There is a lot of chatter about the government’s budget deficit, but politics aside why does it matter?

Rob Muldoon famously remarked that the typical New Zealander would not know a budget deficit if he or she tripped over it in the street. Knowing a little bit about it I have puzzled as to how one would come across the deficit in the street – perhaps I lack imagination.

 

Even so, over the next week the deficit will be one of the centres of attention. In part it is because in last year’s election campaign the National Party promised to have the government budget in surplus this year. If it is the only promise that gets broken over the next three years, Key’s government will have performed a miracle.

 

In fact the deficit or surplus is the difference between two very large numbers, each subject to fluctuations and margins of error. Does the magnitude matter greatly when the difference between them is small? In some ways ‘no’, but if the deficit persists we need more caution. This is the seventh deficit in a row; cynics will not be surprised that – whatever is promised in Thursday’s budget – the eighth year will also bring a deficit.

 

Formally, a budget deficit requires additional borrowing (or privatising assets, but let’s not go down that path for the present). In any year the government does an enormous amount of borrowing, most of which is rolling over existing debt, preferably at low interest rates. At some time those relending the debt may get impatient with a country’s debt levels and refuse to continue lending or raise the interest rate they charge. We dont have to go through here what happens after that, because on the whole New Zealand’s public debt levels are low by international standards.

 

Our private international debt levels are not. There is an argument that when the private sector fails, the public sector will have to bail them out. (Sigh.) International lenders take that into consideration when they are assessing the New Zealand government’s debt position. They might well think that the government’s debt levels are currently too high from this perspective, although I do not have the impression that it is a major concern yet. But those who know what the deficit is, are aware of this danger.

 

Even if there is not a borrowing problem we should never forget that government debt – which is increased each year by the budget deficit – is a burden on future generations; one day they may have to pay it off. Morally I am uneasy at resolving today’s economic problems by simply passing them on to others, especially those who are yet unborn or who had no vote in the last election. Just as I worry about whether we are treating the physical environment sustainably, I am concerned whether our economic, social and financial policies are sustainable too.

 

That does not mean there should never be a budget deficit. Sometimes you have to ease back on the gas to drive a car around a corner, sometimes an economy taking a hard knock has to run a public deficit to ease the harshness of adjustment. But that hardly justifies seven successive years of deficit. (Those of you with a biblical turn of mind, will recall that Joseph stored grain during seven years of plenty and ran the stores down during seven of famine. We are told that these are years of abundance; yet we still seem to be running down the grain stores.)

 

Of course, if the deficit had the effect of reducing the burden on later generations we might be more relaxed about it.
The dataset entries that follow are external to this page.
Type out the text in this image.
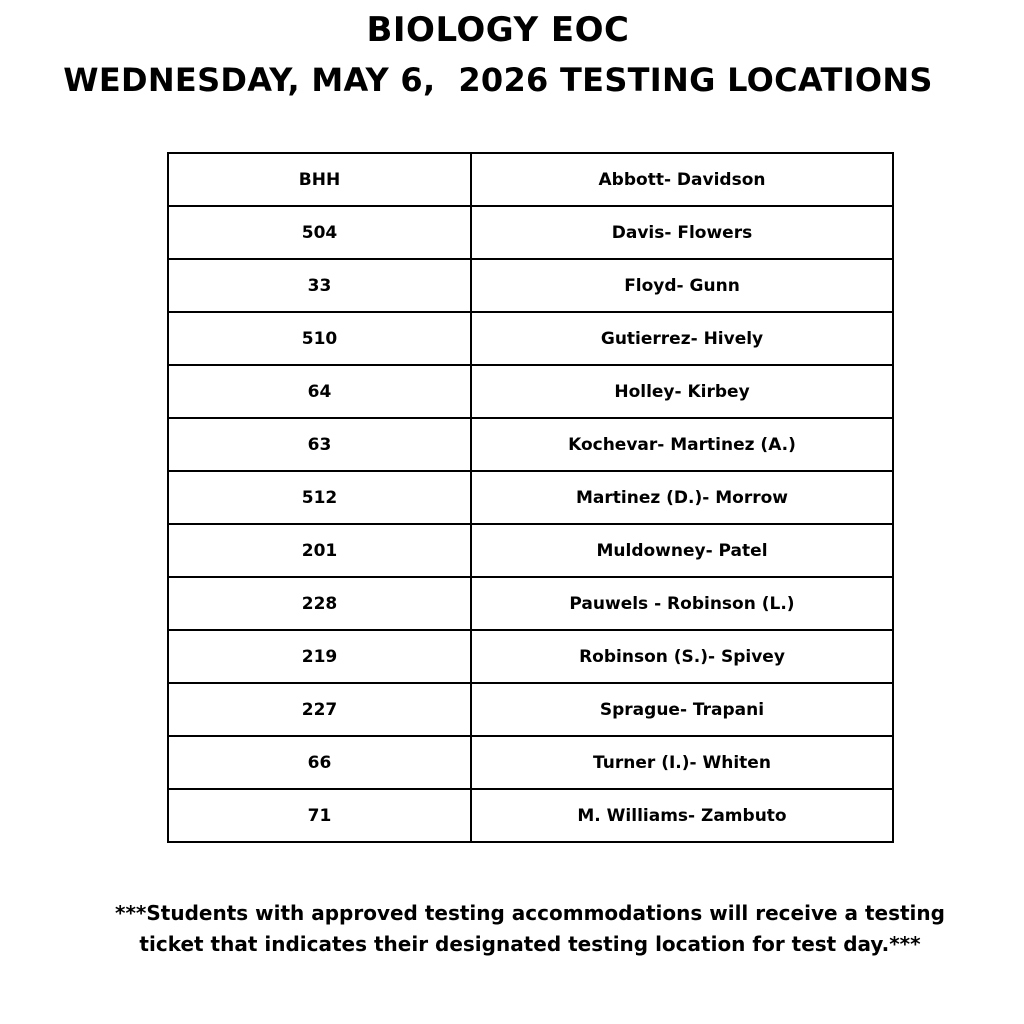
BIOLOGY EOC
WEDNESDAY, MAY 6,  2026 TESTING LOCATIONS
BHH	Abbott- Davidson
504	Davis- Flowers
33	Floyd- Gunn
510	Gutierrez- Hively
64	Holley- Kirbey
63	Kochevar- Martinez (A.)
512	Martinez (D.)- Morrow
201	Muldowney- Patel
228	Pauwels - Robinson (L.)
219	Robinson (S.)- Spivey
227	Sprague- Trapani
66	Turner (I.)- Whiten
71	M. Williams- Zambuto

***Students with approved testing accommodations will receive a testing
ticket that indicates their designated testing location for test day.***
There is an argument that much of government spending – say on education and healthcare – is an investment for the future.

 

It is more complicated than that. Our investment in education is partly to offset the depreciation of its value in the adult population (every time someone dies the investment in their education is lost). Much of our healthcare is for improving the quality of life. I do not object to such expenditure, but it is largely for consumption purposes; children aside any investment dimension is small.

 

A second issue is that the investment in an individual may give zero return to the state when they migrate and take the investment with them. On the whole I am cautious about the social investment arguments.

 

In any case the deficit has arisen from giving ourselves income tax cuts so we could consume more – presumably at the expense of future generations’ consumption. In effect we have been stealing from our grandchildren. I would have a different view, I suppose, if the deficit had arisen from a major program to ‘invest’ in poor children rather than tax cuts.

 

All this suggests that analysing the budget deficit is difficult. Perhaps it is a good thing you dont trip over it in the street. But the issue is not usually the deficit per se, but what its causes are, whatever the uninformed commentators will tell you over the next week. Rather, we need to ask about the purpose, quality and extent of public spending and whether we are paying enough taxation for it. Ultimately, does it represent a sustainable strategy?

 

Footnote: Older readers will recall that before the Muldoon era the government regularly ran a budget deficit. While economists talked about it, they were not too concerned. In those days the deficit was measured differently. The government ran a surplus on its current account which was used to invest in public assets (such as State Owned Enterprises). The ‘deficit’ was the borrowing for the remaining investment. We can’t do that to the same extent today because most of the SOEs have been sold off.

Comments (2)

by Nick Gibbs on May 19, 2015
Nick Gibbs

An interesting post. Thanks Brian.

by Brian Easton on May 20, 2015
Brian Easton

If it is the only promise that gets broken over the next three years, Key’s government will have performed a miracle.

Well they have introduced a new tax so there will be no miracle. (I am broadly supportive of it as a step in the right direction.)